To ensure the movement is not crushed there needs to be an appeal to ordinary soldiers, calling on them to refuse to intervene and to instead defend the demonstrations against the police and their own officers.  In the meantime, elected groups should be organised to defend the mobilisations from the violence of the state. 

Crucially, to ensure the above can be coordinated, the neighbourhood assemblies need to be expanded. They need to be representative of the mass movement as best as possible by taking democratically elected delegates from all workplaces, schools and neighbourhoods. This way they can give a nationally coordinated voice to the mass movement, one that gives expression to their interests and gives direction to the movement to avoid any betrayals. 

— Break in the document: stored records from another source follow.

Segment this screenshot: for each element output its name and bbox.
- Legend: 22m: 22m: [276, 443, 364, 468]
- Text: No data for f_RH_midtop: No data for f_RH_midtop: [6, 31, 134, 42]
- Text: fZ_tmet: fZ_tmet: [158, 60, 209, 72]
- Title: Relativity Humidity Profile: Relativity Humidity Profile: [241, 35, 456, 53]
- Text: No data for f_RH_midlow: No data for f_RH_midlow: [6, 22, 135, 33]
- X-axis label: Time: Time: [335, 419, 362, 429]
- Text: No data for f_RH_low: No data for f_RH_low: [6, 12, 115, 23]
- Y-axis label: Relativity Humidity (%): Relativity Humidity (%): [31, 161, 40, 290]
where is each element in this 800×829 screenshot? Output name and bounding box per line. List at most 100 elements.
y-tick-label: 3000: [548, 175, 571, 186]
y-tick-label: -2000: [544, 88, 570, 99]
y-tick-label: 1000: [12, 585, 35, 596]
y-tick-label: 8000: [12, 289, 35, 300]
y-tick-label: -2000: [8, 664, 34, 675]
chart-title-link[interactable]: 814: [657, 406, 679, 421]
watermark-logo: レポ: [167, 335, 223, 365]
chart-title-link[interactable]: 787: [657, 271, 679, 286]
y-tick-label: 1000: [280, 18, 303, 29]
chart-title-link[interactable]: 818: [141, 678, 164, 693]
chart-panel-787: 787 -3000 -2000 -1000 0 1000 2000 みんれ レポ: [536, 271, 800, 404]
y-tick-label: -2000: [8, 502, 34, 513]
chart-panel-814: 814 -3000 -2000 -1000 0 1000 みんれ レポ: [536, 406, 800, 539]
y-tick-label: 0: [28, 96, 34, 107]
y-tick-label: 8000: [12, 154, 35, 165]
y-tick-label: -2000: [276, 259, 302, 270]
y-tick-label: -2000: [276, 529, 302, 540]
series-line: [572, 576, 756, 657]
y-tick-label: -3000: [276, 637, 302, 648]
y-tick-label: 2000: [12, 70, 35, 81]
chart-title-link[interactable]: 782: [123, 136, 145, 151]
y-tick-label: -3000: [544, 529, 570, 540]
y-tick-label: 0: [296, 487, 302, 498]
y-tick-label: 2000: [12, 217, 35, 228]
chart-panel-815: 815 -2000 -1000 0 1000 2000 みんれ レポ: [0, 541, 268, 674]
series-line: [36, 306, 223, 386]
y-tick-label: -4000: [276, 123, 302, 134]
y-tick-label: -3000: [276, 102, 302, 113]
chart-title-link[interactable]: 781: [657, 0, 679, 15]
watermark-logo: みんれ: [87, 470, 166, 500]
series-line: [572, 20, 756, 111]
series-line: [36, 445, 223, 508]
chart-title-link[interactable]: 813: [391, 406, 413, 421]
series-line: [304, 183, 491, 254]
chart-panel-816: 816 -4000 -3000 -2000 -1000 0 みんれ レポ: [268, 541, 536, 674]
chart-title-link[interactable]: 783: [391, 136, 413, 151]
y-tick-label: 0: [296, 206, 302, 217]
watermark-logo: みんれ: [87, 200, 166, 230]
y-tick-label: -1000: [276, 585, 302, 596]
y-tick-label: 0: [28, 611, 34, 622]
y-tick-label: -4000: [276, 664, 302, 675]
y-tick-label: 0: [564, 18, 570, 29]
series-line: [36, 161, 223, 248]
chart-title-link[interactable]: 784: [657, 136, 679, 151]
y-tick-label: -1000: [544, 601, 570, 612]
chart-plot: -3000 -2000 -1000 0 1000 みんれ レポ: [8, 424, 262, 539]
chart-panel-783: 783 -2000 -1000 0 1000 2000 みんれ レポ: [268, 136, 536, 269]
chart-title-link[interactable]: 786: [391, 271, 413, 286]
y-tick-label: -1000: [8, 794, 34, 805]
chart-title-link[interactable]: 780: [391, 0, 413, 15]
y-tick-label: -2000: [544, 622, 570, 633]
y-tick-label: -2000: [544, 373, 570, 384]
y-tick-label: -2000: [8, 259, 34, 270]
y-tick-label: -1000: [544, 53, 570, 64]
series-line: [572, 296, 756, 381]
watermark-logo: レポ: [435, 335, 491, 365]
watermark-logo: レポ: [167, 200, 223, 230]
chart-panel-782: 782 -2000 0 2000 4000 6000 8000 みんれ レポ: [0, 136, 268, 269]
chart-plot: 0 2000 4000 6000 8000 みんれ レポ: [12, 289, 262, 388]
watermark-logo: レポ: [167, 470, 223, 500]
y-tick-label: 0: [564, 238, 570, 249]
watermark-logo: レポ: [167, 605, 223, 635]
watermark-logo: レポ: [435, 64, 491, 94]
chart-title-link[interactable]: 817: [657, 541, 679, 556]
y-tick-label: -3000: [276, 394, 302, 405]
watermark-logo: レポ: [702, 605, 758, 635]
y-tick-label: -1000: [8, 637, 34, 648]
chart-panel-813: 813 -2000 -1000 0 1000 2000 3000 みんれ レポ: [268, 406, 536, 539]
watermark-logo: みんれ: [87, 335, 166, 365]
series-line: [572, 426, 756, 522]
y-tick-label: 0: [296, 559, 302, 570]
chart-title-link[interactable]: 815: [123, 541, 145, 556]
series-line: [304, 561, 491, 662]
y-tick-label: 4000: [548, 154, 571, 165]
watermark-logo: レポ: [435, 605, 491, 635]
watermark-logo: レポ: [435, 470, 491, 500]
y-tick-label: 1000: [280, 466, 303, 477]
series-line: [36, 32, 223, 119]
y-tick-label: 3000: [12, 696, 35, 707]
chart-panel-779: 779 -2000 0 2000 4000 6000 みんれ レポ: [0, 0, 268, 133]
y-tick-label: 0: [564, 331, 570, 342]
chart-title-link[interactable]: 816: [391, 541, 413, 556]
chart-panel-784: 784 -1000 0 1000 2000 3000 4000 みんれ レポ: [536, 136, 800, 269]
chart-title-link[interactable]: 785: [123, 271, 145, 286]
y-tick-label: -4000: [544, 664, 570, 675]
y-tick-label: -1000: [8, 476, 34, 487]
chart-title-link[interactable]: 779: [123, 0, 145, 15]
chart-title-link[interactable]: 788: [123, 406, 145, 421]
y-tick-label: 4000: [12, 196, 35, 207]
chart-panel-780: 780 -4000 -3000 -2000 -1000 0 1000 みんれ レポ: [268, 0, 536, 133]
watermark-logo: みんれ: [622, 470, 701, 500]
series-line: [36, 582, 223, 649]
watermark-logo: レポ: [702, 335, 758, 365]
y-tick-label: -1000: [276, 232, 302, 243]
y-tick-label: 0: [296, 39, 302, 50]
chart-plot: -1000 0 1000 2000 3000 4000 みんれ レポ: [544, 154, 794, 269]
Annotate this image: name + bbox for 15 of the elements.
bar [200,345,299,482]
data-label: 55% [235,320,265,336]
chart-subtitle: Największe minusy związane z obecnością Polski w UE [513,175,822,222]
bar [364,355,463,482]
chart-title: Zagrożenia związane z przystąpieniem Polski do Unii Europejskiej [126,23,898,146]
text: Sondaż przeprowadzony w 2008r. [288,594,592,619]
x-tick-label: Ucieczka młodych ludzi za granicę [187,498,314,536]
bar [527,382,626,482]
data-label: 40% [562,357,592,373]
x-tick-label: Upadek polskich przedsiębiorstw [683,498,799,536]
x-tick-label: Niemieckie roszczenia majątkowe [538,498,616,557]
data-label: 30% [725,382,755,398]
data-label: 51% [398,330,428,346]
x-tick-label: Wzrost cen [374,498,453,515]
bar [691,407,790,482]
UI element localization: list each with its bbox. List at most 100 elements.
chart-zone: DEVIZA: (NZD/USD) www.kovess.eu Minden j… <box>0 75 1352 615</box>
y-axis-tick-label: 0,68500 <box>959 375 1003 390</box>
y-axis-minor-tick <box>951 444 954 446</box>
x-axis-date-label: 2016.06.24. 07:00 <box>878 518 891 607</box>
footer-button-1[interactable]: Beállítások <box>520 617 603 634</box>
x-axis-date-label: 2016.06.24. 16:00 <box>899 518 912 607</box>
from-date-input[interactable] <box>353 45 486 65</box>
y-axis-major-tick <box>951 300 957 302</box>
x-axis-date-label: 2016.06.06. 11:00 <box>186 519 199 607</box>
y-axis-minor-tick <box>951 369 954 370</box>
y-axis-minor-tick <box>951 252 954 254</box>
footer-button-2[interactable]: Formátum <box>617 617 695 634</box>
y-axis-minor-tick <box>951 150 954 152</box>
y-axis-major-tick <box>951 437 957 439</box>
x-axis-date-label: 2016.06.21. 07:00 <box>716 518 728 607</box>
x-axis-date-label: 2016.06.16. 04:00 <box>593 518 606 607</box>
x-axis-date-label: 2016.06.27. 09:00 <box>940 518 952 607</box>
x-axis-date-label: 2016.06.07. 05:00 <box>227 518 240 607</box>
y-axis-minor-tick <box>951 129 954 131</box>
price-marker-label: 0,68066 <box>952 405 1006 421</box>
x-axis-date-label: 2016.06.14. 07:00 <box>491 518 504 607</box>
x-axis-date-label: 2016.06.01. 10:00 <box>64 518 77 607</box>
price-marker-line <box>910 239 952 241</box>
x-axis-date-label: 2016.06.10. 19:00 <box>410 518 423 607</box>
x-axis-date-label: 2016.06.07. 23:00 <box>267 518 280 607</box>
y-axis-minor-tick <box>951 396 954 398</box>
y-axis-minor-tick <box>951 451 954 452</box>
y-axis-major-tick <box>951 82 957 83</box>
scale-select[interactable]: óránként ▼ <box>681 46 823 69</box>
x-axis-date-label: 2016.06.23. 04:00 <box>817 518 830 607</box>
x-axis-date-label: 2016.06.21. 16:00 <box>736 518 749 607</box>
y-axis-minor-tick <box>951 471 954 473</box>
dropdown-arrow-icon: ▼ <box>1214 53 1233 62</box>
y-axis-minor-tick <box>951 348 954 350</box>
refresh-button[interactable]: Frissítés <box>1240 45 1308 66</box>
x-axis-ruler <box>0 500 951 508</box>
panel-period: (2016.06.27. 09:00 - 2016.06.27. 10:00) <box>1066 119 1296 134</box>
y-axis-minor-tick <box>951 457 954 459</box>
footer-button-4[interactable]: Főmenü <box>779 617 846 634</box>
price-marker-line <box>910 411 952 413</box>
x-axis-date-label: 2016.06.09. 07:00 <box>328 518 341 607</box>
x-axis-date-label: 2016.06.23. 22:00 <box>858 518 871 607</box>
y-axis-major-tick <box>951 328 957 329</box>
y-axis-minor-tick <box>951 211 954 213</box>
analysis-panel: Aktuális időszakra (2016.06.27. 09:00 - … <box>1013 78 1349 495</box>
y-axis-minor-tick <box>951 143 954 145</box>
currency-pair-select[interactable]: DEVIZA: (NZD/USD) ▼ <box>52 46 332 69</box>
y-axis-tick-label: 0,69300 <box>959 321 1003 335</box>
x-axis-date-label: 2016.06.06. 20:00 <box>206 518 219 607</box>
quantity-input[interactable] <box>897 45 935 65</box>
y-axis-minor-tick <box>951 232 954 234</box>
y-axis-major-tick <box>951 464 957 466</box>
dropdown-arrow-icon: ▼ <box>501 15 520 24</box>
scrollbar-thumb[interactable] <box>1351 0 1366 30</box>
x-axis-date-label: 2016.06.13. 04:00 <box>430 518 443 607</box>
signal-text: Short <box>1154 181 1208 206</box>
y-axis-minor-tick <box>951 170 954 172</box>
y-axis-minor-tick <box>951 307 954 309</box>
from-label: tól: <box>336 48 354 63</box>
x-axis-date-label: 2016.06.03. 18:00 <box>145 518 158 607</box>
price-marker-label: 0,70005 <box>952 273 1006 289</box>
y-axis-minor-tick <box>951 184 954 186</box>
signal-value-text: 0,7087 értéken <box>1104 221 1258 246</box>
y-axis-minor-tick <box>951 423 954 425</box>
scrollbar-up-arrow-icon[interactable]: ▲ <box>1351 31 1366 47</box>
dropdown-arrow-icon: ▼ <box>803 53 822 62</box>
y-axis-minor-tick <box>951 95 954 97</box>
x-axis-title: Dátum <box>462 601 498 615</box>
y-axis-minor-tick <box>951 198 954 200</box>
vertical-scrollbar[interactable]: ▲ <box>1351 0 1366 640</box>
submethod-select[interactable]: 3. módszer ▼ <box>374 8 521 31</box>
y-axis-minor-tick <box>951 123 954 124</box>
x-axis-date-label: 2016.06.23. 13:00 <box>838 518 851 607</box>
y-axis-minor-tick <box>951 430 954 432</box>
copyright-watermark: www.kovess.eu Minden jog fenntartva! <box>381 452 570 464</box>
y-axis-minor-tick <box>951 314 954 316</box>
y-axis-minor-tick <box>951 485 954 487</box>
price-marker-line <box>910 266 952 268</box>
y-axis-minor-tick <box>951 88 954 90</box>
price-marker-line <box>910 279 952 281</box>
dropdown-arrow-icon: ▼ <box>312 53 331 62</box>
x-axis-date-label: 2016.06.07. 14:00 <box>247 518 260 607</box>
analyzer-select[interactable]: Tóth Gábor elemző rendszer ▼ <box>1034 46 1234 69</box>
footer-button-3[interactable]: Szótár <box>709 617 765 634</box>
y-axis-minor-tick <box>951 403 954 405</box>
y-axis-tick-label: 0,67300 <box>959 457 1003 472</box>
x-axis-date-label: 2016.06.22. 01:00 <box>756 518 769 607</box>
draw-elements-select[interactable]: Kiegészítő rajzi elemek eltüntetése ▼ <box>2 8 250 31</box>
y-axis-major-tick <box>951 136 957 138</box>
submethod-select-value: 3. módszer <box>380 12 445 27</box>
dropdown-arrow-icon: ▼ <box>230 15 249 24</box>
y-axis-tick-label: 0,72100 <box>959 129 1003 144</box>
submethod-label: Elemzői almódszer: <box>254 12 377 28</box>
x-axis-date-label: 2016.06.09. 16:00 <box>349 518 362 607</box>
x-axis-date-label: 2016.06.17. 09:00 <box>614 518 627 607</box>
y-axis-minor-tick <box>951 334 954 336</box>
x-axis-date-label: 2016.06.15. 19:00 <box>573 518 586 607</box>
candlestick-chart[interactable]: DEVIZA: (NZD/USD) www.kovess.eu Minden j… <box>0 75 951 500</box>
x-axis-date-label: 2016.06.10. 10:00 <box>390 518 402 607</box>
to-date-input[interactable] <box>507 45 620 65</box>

The intervention of revolutionary socialists is essential in this, only coordinated together in a revolutionary party can they enact a strategy that can manoeuvre through the obstacles, repression and vacillations that will be placed in front of them. Through such actions it is possible to overthrow the government and lead the movement to victory, inspiring workers across the continent and threatening the capitalist system itself, which is at the root of the suffering of the masses.